Paper No. 69-3
Presentation Time: 8:35 AM
THERE AND BACK AGAIN: RECYCLING OF THE APPALACHIAN SIGNATURE IN DZ U-PB RECORDS OF PHANEROZOIC NORTH AMERICA
ALLRED, ISAAC, Indiana Geological and Water Survey, Indiana University, 1001 E 10th St, Bloomington, IN 47405 and BLUM, Michael, Earth, Energy and Environment Center, University of Kansas, 1414 Naismith Drive, Lawrence, KS 66045
The detrital zircon (DZ) U-Pb signature of the Appalachian-Ouachita orogenic system is dominated by Grenville (ca. 1250–950 Ma) and Appalachian (ca. 500–275 Ma) age groups and dominates the Phanerozoic record of North America.

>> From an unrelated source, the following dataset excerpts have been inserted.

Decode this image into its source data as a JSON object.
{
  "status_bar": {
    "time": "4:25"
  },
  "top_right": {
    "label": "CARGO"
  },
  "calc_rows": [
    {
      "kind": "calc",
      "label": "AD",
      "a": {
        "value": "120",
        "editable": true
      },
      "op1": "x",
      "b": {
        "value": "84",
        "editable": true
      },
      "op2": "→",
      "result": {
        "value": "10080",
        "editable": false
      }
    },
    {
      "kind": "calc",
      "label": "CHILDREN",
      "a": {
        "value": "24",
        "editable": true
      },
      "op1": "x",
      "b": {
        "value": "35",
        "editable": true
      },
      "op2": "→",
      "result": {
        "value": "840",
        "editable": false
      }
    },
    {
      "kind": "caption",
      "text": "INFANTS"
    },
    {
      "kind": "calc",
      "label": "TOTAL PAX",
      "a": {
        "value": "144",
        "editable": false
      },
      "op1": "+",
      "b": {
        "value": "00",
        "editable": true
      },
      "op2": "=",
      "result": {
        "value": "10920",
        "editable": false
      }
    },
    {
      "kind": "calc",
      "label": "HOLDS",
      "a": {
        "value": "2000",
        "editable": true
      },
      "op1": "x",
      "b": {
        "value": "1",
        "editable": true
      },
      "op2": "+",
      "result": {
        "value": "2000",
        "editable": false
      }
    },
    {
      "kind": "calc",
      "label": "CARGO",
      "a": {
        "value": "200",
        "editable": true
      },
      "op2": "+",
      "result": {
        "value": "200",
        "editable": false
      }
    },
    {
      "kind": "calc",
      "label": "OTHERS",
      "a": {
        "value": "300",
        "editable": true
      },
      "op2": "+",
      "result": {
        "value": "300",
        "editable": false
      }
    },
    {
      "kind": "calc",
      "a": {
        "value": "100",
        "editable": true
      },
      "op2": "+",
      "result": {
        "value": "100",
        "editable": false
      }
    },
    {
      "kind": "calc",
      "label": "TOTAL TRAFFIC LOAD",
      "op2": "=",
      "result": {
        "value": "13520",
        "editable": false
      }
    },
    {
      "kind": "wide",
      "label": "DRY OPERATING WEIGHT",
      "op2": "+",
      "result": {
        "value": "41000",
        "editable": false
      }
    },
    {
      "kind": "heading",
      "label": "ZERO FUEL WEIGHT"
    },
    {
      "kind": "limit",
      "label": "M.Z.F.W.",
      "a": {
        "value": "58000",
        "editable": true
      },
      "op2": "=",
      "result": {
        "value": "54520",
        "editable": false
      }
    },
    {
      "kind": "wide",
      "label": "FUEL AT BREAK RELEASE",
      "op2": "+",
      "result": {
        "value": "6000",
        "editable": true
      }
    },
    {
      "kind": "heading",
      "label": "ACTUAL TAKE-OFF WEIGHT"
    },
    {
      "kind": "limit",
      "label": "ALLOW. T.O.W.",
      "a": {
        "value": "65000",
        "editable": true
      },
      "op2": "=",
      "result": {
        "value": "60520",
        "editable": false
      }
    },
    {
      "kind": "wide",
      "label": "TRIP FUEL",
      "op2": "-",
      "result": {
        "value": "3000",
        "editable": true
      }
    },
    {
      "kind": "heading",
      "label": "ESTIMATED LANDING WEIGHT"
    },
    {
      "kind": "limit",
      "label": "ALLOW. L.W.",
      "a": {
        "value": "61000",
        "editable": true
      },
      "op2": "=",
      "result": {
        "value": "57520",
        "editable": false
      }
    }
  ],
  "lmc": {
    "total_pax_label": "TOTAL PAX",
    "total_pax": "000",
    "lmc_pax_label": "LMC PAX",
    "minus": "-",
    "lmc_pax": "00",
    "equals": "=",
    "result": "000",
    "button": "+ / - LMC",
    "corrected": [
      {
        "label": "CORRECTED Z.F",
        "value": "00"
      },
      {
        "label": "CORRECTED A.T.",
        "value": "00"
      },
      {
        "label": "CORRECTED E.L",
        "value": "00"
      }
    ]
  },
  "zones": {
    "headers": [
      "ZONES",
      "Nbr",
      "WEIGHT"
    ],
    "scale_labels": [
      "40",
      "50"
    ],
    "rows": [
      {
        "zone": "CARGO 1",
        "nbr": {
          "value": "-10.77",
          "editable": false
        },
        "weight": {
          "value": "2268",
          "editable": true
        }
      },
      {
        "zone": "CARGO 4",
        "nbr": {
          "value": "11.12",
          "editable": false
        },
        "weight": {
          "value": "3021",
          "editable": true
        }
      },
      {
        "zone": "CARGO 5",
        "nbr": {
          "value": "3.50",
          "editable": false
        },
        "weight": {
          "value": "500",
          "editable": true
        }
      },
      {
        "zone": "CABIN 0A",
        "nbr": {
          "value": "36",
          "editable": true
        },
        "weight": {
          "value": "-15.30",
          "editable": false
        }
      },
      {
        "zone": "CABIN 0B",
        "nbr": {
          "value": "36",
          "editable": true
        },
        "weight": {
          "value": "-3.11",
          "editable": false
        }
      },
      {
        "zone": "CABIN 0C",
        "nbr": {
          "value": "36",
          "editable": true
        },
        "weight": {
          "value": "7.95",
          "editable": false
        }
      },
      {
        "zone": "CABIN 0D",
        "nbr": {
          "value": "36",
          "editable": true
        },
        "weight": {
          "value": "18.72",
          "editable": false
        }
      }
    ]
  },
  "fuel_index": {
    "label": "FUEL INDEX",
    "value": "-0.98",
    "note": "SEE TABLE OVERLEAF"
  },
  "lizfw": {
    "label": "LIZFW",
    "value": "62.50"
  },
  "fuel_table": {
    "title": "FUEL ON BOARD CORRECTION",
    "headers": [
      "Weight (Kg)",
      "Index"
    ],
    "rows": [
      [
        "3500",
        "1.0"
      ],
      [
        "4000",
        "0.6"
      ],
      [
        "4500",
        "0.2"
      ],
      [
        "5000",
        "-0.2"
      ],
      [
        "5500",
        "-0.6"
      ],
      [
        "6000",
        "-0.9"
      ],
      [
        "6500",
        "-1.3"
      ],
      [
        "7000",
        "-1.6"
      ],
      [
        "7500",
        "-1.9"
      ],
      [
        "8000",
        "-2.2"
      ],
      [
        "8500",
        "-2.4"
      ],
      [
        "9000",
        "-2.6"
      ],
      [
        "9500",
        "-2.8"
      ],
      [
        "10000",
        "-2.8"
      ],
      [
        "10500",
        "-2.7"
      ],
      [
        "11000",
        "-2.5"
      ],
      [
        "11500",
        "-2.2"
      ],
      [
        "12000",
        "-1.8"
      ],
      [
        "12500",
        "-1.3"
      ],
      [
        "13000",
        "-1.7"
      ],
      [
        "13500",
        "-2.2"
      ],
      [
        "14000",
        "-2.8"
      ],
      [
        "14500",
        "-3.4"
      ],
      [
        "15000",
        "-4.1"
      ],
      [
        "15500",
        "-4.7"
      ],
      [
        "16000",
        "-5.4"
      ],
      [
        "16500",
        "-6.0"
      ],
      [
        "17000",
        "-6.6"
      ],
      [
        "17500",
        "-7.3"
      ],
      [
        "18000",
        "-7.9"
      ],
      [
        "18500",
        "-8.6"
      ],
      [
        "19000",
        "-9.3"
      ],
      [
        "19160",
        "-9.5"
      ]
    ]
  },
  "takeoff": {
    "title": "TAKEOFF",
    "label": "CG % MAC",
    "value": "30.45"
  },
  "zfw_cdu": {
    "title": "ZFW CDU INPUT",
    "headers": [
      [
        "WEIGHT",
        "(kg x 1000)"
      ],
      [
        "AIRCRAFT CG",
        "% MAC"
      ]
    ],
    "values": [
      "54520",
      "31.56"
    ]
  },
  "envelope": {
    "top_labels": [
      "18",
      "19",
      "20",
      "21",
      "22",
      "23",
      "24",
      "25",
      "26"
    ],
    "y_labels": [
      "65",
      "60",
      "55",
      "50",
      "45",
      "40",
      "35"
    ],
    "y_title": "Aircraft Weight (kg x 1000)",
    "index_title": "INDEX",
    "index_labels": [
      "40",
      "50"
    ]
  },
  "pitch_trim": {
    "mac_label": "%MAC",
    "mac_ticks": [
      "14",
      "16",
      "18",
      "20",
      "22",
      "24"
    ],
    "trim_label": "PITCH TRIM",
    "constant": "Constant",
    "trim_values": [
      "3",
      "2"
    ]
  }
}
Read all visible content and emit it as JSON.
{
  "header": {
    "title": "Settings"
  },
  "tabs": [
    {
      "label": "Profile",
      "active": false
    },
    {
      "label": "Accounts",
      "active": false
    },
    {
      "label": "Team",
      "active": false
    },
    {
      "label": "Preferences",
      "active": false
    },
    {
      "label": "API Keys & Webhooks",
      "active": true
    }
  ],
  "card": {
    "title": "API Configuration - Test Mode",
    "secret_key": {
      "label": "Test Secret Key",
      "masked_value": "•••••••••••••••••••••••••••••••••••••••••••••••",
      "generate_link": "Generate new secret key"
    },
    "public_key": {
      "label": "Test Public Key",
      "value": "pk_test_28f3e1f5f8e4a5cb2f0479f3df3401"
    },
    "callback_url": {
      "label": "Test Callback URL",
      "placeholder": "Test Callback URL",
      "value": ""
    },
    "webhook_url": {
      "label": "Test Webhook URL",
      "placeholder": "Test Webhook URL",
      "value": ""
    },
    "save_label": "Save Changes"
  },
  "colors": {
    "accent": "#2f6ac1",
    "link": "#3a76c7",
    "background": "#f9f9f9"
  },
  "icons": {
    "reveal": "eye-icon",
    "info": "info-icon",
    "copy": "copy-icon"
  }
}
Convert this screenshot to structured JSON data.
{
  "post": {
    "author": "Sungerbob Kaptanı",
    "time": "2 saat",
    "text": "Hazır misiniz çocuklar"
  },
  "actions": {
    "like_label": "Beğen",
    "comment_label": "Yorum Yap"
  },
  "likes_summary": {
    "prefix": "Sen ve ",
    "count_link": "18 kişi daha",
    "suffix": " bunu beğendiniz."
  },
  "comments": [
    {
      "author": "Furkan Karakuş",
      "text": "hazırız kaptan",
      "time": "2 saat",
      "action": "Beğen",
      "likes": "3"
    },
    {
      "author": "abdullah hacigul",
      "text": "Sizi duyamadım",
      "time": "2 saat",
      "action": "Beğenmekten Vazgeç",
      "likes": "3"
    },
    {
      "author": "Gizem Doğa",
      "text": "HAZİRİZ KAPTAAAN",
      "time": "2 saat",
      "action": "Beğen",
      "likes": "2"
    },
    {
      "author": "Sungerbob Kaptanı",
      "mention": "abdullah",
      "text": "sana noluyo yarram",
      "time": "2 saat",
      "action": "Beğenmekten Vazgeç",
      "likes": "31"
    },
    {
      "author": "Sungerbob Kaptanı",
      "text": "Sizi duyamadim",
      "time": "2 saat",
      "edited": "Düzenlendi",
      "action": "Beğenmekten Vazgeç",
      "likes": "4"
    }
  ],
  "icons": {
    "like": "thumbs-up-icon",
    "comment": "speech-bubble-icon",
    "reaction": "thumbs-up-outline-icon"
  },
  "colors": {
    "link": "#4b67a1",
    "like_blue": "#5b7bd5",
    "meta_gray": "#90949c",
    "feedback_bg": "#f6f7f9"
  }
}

This study compares Pennsylvanian to modern DZ U-Pb data from across North America and demonstrates a persistent Appalachian signature, including a recycled Appalachian signature across western North America. Lower Pennsylvanian deposits proximal to the Appalachian orogen are 50–75 % Appalachian- and Grenville-age DZ, representing the key component in the primary Appalachian signature. It remains unclear how the Appalachian signal was propagated to the West, but Appalachian-age DZ in Carboniferous western Laurentian strata may have been derived from the northern Appalachians in the United States and Canada or the Ellesmerian orogen.
Triassic DZ samples document transcontinental fluvial systems with headwaters in the Ouachita-Marathon orogen that reached the western Laurentian margin. Subsequent Jurassic-Cretaceous samples, however, indicate drainage reversal due to the rise of the Mesozoic Western Cordillera. A persistent Appalachian signature exists in these western-sourced, eastward-flowing systems—a phenomenon that continues to the present. Samples are frequently composed of >40% Appalachian- and Grenville-age DZ. However, none of these systems are interpreted to be sourced by primary Appalachian or Grenville terranes, suggesting a recycled Appalachian signature. The persistent Appalachian signature, originally sourced by the linking of two orogenic terranes, continues to be the dominant contributor in the DZ record of North America.